Why AI Governance Should Start With Use Cases

Why AI Governance Should Start With Use Cases

Why AI Governance Should Start With Use Cases

AI governance gets weak when it starts too far away from the work. A committee defines principles, acceptable use, review standards, and risk categories. Those things matter. But if governance does not begin with real use cases, it often becomes either too abstract to guide behavior or too broad to be useful.

The question is not only whether a tool is allowed. The question is what the tool is doing inside a specific workflow.

Risk depends on the use case

The same model can create very different risk depending on where it is used.

Drafting an internal brainstorming note is not the same as summarizing a patient record. Generating sales copy is not the same as scoring a loan application. Summarizing customer feedback is not the same as deciding which customers receive support priority.

A generic AI policy can miss that difference. Use-case governance forces the company to ask better questions: What decision does this affect? Who reviews the output? What data is involved? What happens if the system is wrong? Who is accountable for the final action?

Start where adoption is already happening

Most organizations already have AI use before they have AI governance. Employees are summarizing, drafting, analyzing, researching, coding, and automating in small pockets. Pretending the company is starting from zero usually creates a false picture.

A better first step is to inventory actual use. Where are people already using AI? Which uses are low risk and useful? Which ones touch customers, regulated data, financial decisions, hiring, clinical judgment, security, or public claims?

That map gives governance something real to manage.

Governance should clarify ownership

A use case needs an owner. Not just a technical owner, and not only a compliance reviewer. It needs someone responsible for how the use case changes work.

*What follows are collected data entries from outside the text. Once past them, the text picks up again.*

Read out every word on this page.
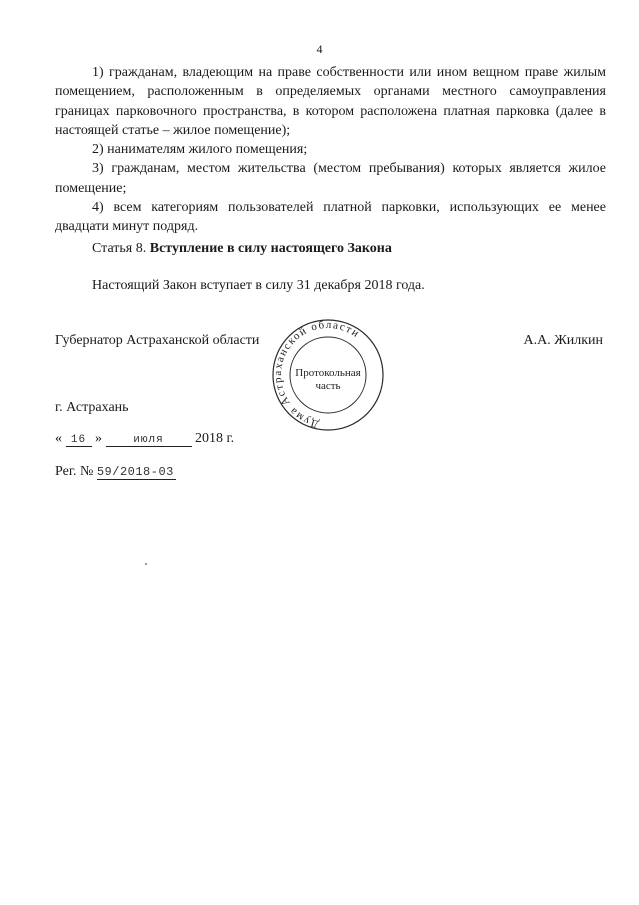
4

1) гражданам, владеющим на праве собственности или ином вещном праве жилым помещением, расположенным в определяемых органами местного самоуправления границах парковочного пространства, в котором расположена платная парковка (далее в настоящей статье – жилое помещение);

2) нанимателям жилого помещения;

3) гражданам, местом жительства (местом пребывания) которых является жилое помещение;

4) всем категориям пользователей платной парковки, использующих ее менее двадцати минут подряд.

Статья 8. Вступление в силу настоящего Закона
Настоящий Закон вступает в силу 31 декабря 2018 года.
Губернатор Астраханской области	А.А. Жилкин
Дума Астраханской области
Протокольная
часть
г. Астрахань
« 16 »	июля 2018 г.
Рег. № 59/2018-03
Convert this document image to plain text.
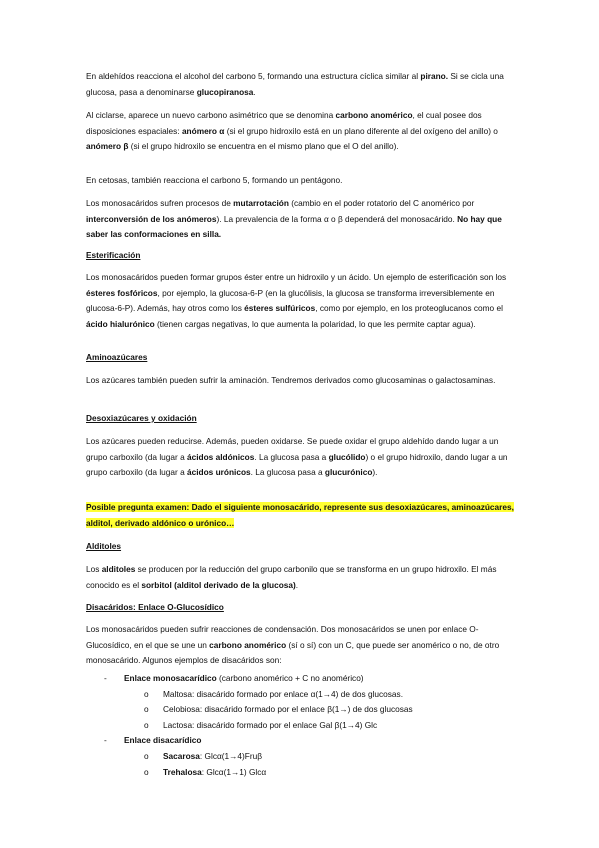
En aldehídos reacciona el alcohol del carbono 5, formando una estructura cíclica similar al pirano. Si se cicla una glucosa, pasa a denominarse glucopiranosa.

Al ciclarse, aparece un nuevo carbono asimétrico que se denomina carbono anomérico, el cual posee dos disposiciones espaciales: anómero α (si el grupo hidroxilo está en un plano diferente al del oxígeno del anillo) o anómero β (si el grupo hidroxilo se encuentra en el mismo plano que el O del anillo).

En cetosas, también reacciona el carbono 5, formando un pentágono.

Los monosacáridos sufren procesos de mutarrotación (cambio en el poder rotatorio del C anomérico por interconversión de los anómeros). La prevalencia de la forma α o β dependerá del monosacárido. No hay que saber las conformaciones en silla.

Esterificación

Los monosacáridos pueden formar grupos éster entre un hidroxilo y un ácido. Un ejemplo de esterificación son los ésteres fosfóricos, por ejemplo, la glucosa-6-P (en la glucólisis, la glucosa se transforma irreversiblemente en glucosa-6-P). Además, hay otros como los ésteres sulfúricos, como por ejemplo, en los proteoglucanos como el ácido hialurónico (tienen cargas negativas, lo que aumenta la polaridad, lo que les permite captar agua).

Aminoazúcares

Los azúcares también pueden sufrir la aminación. Tendremos derivados como glucosaminas o galactosaminas.

Desoxiazúcares y oxidación

Los azúcares pueden reducirse. Además, pueden oxidarse. Se puede oxidar el grupo aldehído dando lugar a un grupo carboxilo (da lugar a ácidos aldónicos. La glucosa pasa a glucólido) o el grupo hidroxilo, dando lugar a un grupo carboxilo (da lugar a ácidos urónicos. La glucosa pasa a glucurónico).

Posible pregunta examen: Dado el siguiente monosacárido, represente sus desoxiazúcares, aminoazúcares, alditol, derivado aldónico o urónico…

Alditoles

Los alditoles se producen por la reducción del grupo carbonilo que se transforma en un grupo hidroxilo. El más conocido es el sorbitol (alditol derivado de la glucosa).

Disacáridos: Enlace O-Glucosídico

Los monosacáridos pueden sufrir reacciones de condensación. Dos monosacáridos se unen por enlace O-Glucosídico, en el que se une un carbono anomérico (sí o sí) con un C, que puede ser anomérico o no, de otro monosacárido. Algunos ejemplos de disacáridos son:

- Enlace monosacarídico (carbono anomérico + C no anomérico)

o Maltosa: disacárido formado por enlace α(1→4) de dos glucosas.

o Celobiosa: disacárido formado por el enlace β(1→) de dos glucosas

o Lactosa: disacárido formado por el enlace Gal β(1→4) Glc

- Enlace disacarídico

o Sacarosa: Glcα(1→4)Fruβ

o Trehalosa: Glcα(1→1) Glcα
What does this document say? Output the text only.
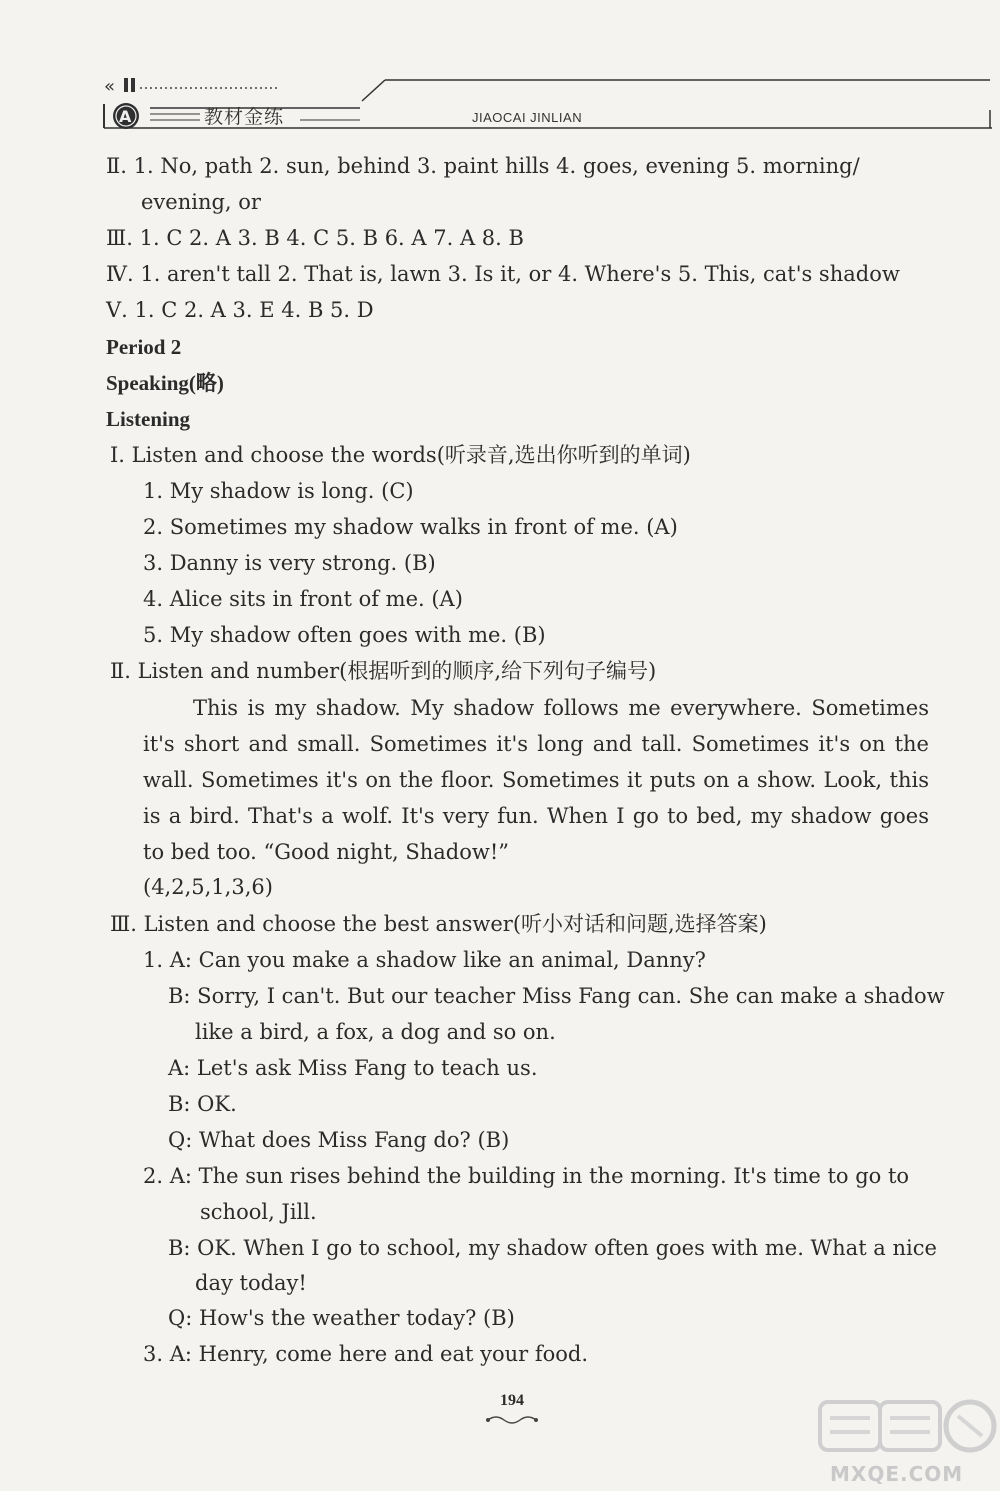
«
A	教材金练	JIAOCAI JINLIAN
Ⅱ. 1. No, path 2. sun, behind 3. paint hills 4. goes, evening 5. morning/
evening, or
Ⅲ. 1. C 2. A 3. B 4. C 5. B 6. A 7. A 8. B
Ⅳ. 1. aren't tall 2. That is, lawn 3. Is it, or 4. Where's 5. This, cat's shadow
Ⅴ. 1. C 2. A 3. E 4. B 5. D
Period 2
Speaking(略)
Listening
Ⅰ. Listen and choose the words(听录音,选出你听到的单词)
1. My shadow is long. (C)
2. Sometimes my shadow walks in front of me. (A)
3. Danny is very strong. (B)
4. Alice sits in front of me. (A)
5. My shadow often goes with me. (B)
Ⅱ. Listen and number(根据听到的顺序,给下列句子编号)
This is my shadow. My shadow follows me everywhere. Sometimes it's short and small. Sometimes it's long and tall. Sometimes it's on the wall. Sometimes it's on the floor. Sometimes it puts on a show. Look, this is a bird. That's a wolf. It's very fun. When I go to bed, my shadow goes to bed too. “Good night, Shadow!”
(4,2,5,1,3,6)
Ⅲ. Listen and choose the best answer(听小对话和问题,选择答案)
1. A: Can you make a shadow like an animal, Danny?
B: Sorry, I can't. But our teacher Miss Fang can. She can make a shadow
like a bird, a fox, a dog and so on.
A: Let's ask Miss Fang to teach us.
B: OK.
Q: What does Miss Fang do? (B)
2. A: The sun rises behind the building in the morning. It's time to go to
school, Jill.
B: OK. When I go to school, my shadow often goes with me. What a nice
day today!
Q: How's the weather today? (B)
3. A: Henry, come here and eat your food.
194
MXQE.COM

That owner should know the output standard, the review process, the data boundary, the escalation path, and the point at which the use case should be stopped or redesigned.

Without that ownership, AI governance becomes a document people route around. With ownership, it becomes a way to make adoption safer and more useful.

The first policy can be small

The first version of AI governance does not need to solve every future issue. It should create a practical path for evaluating use cases.

A simple intake can ask:

  • What is the use case?
  • What data enters the system?
  • Who sees the output?
  • What decision could the output influence?
  • Who reviews the result before action?
  • What failure would cause harm?
  • How will the use case be monitored?

Those questions are concrete enough for teams to answer and strong enough to expose risk.

Closing thought

AI governance should not begin as a fear exercise or a branding exercise.

It should begin with the work. Once the company understands the use cases, it can govern the real risks: data exposure, bad decisions, weak review, unclear ownership, and automation that quietly changes behavior before anyone has decided whether it should.